フラウト王国軍が行った行為は、一気に大水量を吹き出させるものではなく、ナットニースに走る豊富な伏流水を地表に誘導する為の「引き金」とも言えるものであった。
小さな石ころを雪山の斜面に投げると、それが雪を取りこみながら巨大な雪塊に成長する現象は知られているが、今回も似たようなものであった。最初に崩壊した部分に表れた水脈が、その圧力により崖を崩壊させ別の水脈を暴き出し、その暴いた水脈の力でさらに崖が崩れ、また新たな水脈を眠りから覚ます。エスカはその連鎖反応の最初の「ひと転がし」を行ったに過ぎないのである。
伏流水が大きく動いたことで、地下の水の流れなり力の向かう方向がが大きく変動したのだろう。ナットニースの沼自体の湧水量も飛躍的に、いや爆発的にその量を増やした。
ドライアドの大軍は、何が起こっているのかわからないうちに自分達がいつの間にか湖で水泳をしている事に驚き、戸惑っていた。そしてこれがどうやら敵の罠であったのだと悟る頃には、もうどうしようもない状況になっていた。前進できないのであれば後退しようとした彼らは、そこで絶望的な光景を目にする事になったからだ。

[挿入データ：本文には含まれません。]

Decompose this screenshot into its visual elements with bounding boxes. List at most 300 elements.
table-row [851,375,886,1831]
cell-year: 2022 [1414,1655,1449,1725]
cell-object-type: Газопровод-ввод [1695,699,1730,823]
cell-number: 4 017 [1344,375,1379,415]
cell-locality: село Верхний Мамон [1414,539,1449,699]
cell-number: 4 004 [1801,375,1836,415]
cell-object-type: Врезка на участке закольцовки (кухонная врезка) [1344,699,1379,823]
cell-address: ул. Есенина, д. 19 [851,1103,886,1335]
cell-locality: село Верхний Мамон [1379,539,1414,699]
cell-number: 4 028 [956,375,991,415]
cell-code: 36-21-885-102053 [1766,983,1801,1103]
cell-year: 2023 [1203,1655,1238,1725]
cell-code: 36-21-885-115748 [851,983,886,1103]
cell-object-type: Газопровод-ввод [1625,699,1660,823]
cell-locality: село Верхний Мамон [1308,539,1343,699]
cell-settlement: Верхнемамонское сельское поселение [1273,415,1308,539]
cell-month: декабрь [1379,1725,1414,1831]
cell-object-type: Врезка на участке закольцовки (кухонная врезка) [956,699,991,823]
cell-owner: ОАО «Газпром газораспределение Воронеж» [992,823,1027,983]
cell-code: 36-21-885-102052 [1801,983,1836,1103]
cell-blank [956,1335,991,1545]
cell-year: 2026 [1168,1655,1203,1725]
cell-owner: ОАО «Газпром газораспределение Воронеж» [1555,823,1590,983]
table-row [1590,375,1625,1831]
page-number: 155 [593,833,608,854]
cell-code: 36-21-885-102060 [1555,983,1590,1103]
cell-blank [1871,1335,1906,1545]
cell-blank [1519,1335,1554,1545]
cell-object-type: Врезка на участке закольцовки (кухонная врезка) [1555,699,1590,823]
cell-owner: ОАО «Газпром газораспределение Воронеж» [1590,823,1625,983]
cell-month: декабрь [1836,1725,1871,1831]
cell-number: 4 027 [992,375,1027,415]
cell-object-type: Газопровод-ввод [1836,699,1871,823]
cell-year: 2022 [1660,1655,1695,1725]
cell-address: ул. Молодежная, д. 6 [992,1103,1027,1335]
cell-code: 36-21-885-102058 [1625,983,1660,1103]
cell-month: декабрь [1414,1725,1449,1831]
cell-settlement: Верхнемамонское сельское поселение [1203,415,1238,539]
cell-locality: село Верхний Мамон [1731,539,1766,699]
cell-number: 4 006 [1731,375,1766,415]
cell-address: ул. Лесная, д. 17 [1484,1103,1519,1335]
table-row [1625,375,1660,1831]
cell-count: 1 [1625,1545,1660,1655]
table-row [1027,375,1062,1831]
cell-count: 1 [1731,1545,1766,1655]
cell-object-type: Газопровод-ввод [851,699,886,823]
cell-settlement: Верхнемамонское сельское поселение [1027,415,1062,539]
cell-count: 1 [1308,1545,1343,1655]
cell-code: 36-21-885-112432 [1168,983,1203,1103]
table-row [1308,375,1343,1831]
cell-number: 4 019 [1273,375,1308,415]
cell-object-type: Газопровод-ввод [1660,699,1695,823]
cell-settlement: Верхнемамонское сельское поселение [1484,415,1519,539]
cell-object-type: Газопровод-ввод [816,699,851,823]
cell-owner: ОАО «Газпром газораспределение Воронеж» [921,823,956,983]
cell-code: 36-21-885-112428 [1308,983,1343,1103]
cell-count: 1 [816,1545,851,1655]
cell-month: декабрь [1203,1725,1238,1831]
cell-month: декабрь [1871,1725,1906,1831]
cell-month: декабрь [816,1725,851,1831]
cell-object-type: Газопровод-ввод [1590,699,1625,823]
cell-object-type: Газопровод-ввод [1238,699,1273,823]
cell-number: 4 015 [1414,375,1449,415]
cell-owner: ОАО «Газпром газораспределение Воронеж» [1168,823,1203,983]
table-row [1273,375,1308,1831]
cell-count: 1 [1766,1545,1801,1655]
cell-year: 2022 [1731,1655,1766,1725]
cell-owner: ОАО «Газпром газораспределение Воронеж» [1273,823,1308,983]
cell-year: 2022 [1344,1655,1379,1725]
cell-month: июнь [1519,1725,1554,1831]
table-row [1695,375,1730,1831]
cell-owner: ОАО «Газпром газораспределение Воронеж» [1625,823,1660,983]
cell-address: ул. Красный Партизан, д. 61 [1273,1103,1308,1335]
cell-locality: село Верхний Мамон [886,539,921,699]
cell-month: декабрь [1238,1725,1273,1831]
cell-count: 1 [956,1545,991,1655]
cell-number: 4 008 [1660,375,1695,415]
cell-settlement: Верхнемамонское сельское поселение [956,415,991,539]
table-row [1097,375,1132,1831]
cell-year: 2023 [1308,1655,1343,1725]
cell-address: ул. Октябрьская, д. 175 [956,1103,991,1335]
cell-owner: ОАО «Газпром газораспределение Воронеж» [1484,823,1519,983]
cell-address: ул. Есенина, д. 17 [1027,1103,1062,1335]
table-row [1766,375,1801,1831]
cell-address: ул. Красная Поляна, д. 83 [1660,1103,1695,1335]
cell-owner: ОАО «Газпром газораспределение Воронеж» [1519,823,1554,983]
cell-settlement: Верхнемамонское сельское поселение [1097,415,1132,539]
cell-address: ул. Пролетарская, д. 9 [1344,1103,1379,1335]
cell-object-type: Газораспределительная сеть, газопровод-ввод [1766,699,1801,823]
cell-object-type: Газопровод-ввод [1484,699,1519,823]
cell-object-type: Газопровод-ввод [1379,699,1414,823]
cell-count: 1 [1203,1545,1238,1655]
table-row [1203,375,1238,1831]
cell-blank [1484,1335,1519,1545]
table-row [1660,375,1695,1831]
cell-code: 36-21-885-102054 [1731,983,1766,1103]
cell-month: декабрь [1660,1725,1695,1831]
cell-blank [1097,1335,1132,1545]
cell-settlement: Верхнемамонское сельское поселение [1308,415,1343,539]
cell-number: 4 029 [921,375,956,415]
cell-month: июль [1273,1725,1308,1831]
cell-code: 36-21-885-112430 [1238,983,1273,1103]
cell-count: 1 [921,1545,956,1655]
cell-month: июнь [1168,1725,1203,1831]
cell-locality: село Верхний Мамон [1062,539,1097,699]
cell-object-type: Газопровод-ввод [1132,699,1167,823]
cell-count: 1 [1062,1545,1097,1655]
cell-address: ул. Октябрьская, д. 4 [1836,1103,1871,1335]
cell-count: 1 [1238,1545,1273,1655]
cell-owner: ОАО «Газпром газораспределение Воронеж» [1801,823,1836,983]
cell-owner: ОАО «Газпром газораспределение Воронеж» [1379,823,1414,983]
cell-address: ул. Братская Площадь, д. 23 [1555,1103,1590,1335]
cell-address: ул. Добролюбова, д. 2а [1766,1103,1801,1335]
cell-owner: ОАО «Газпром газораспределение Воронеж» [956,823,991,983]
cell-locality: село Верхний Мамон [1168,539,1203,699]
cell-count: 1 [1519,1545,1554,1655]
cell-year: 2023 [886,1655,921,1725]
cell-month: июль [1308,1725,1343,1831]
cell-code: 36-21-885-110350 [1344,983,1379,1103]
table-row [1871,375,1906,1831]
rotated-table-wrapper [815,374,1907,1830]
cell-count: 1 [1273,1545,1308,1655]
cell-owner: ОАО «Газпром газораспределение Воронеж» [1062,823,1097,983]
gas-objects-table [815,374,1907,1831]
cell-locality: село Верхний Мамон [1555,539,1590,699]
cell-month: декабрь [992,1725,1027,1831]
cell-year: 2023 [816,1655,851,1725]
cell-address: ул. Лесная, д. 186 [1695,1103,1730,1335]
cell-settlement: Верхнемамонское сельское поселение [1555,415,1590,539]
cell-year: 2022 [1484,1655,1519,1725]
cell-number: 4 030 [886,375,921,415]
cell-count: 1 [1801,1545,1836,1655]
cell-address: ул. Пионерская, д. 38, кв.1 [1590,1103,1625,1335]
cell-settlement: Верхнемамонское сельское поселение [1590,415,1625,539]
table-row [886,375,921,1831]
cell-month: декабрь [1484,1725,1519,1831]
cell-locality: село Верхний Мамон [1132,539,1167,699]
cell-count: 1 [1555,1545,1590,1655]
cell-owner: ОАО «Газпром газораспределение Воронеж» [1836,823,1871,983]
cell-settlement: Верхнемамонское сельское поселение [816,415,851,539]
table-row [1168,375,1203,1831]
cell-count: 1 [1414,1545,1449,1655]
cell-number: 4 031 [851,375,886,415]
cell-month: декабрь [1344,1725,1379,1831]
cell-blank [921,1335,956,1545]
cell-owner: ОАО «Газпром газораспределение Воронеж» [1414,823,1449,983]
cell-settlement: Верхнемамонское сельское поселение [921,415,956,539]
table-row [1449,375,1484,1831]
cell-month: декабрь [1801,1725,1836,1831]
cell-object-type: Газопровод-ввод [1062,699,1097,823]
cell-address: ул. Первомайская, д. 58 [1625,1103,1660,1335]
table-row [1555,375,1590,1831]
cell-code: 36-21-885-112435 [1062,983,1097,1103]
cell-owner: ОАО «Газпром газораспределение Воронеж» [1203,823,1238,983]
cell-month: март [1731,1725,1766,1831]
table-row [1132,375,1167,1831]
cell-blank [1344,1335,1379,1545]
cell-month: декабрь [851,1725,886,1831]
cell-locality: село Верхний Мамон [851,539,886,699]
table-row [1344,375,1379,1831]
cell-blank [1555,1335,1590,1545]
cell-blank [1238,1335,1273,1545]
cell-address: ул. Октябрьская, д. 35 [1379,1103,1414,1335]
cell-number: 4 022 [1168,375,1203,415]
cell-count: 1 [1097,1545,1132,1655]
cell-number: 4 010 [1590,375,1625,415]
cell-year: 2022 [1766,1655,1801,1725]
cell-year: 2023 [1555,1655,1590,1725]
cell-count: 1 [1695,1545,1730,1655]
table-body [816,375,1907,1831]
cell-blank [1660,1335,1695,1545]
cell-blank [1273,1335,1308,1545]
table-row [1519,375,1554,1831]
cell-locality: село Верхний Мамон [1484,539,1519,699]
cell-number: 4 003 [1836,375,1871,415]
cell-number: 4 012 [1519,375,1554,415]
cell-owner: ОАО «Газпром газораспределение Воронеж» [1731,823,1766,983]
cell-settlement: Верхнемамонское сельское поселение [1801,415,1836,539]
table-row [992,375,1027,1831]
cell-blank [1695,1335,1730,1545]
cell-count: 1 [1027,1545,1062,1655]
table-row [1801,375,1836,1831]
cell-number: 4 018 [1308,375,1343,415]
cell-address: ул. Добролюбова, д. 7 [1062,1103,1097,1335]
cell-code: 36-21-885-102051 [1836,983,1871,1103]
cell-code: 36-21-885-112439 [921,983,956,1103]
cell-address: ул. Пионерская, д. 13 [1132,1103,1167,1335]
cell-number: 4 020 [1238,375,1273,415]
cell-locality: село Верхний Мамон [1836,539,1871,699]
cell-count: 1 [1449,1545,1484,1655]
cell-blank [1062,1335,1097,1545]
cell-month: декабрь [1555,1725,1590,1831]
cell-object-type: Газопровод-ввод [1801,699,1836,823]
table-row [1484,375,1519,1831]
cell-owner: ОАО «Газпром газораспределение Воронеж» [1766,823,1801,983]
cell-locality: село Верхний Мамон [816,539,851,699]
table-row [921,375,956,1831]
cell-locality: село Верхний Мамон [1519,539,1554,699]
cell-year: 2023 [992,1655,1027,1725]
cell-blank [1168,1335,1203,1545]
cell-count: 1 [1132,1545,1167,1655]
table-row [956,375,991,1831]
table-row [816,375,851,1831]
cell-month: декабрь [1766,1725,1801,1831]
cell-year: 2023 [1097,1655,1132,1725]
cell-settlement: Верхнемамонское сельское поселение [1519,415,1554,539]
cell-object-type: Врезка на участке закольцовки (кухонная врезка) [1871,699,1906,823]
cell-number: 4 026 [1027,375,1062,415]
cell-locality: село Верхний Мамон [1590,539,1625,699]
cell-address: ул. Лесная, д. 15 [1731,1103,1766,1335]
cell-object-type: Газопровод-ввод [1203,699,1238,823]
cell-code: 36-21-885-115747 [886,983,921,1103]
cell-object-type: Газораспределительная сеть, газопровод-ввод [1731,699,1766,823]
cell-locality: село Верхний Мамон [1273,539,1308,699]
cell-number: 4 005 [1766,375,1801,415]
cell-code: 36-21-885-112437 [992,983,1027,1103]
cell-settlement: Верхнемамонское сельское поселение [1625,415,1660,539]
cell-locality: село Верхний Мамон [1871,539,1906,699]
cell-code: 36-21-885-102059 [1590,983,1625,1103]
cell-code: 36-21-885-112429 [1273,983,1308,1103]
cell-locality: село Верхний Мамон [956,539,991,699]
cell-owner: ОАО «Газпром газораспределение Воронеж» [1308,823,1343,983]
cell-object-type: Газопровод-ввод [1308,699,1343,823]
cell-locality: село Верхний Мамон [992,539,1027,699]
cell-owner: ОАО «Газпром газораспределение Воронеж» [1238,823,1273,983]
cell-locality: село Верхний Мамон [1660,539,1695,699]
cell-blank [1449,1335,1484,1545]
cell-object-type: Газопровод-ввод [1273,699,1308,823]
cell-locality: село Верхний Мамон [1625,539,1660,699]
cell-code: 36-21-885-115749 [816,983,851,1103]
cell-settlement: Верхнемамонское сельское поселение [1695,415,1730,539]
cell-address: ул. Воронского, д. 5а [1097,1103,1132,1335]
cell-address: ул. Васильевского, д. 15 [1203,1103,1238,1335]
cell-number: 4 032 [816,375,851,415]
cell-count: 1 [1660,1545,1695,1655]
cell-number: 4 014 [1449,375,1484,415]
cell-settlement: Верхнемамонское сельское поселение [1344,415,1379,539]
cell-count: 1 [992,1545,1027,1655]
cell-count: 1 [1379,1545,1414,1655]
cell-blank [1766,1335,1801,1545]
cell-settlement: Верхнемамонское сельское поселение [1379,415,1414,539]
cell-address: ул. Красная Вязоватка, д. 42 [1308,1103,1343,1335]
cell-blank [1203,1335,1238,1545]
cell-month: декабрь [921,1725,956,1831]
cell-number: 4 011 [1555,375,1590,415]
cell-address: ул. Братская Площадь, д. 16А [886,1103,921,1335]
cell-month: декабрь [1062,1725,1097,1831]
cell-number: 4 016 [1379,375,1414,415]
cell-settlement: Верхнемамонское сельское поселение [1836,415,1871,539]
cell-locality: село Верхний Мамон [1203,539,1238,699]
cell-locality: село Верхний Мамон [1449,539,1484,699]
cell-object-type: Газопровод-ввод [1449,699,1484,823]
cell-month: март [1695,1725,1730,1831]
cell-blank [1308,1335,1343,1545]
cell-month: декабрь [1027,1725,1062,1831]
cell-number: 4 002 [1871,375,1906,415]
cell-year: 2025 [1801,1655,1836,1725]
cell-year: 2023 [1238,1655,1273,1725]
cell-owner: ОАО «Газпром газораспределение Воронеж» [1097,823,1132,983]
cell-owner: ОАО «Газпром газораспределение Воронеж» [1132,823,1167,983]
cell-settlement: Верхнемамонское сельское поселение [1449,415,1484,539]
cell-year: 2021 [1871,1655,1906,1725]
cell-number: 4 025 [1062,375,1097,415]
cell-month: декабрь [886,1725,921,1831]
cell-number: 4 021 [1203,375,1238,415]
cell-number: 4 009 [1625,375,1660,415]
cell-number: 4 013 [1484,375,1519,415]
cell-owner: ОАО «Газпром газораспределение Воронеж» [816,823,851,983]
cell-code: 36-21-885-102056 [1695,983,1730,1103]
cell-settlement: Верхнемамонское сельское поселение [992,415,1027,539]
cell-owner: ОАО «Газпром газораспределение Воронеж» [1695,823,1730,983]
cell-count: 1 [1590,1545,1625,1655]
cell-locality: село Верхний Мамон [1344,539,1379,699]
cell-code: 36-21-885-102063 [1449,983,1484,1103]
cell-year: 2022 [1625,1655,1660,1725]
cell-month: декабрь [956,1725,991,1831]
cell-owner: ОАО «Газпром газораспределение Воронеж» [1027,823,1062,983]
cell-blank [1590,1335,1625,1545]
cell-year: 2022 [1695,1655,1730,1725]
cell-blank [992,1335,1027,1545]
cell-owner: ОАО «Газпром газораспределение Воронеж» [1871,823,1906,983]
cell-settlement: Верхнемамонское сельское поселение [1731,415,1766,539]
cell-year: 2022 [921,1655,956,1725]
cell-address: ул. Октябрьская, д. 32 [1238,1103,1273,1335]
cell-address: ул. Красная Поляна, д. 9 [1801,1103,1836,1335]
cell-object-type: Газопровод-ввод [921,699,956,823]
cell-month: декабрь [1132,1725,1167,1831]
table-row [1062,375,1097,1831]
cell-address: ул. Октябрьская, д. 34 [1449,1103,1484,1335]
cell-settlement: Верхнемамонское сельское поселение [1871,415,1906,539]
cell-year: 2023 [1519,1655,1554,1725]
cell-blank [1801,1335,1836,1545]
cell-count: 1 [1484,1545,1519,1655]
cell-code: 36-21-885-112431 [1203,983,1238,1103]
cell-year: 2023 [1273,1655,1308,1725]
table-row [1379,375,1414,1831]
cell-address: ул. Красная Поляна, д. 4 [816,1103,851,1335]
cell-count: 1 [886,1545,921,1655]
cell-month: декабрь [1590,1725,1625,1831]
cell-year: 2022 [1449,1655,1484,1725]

今まで進軍してきた道がなぜかなくなっていたのだ。理由は一目でわかった。崖が大きく崩れ、岩の壁が行く手を塞いでいた。つまり前後にあるくびれたような細い部分双方に出来た壁により、ナットニースは人工の湖となった。
ドライアド軍十万の兵は、かつてナットニースの沼と呼ばれたその巨大な生け簀に閉じ込められ、その時点で五千人対十万人という戦いは、大方の予想、つまりドライアド軍が誰一人想像すらしていなかった結末を迎えることとなった。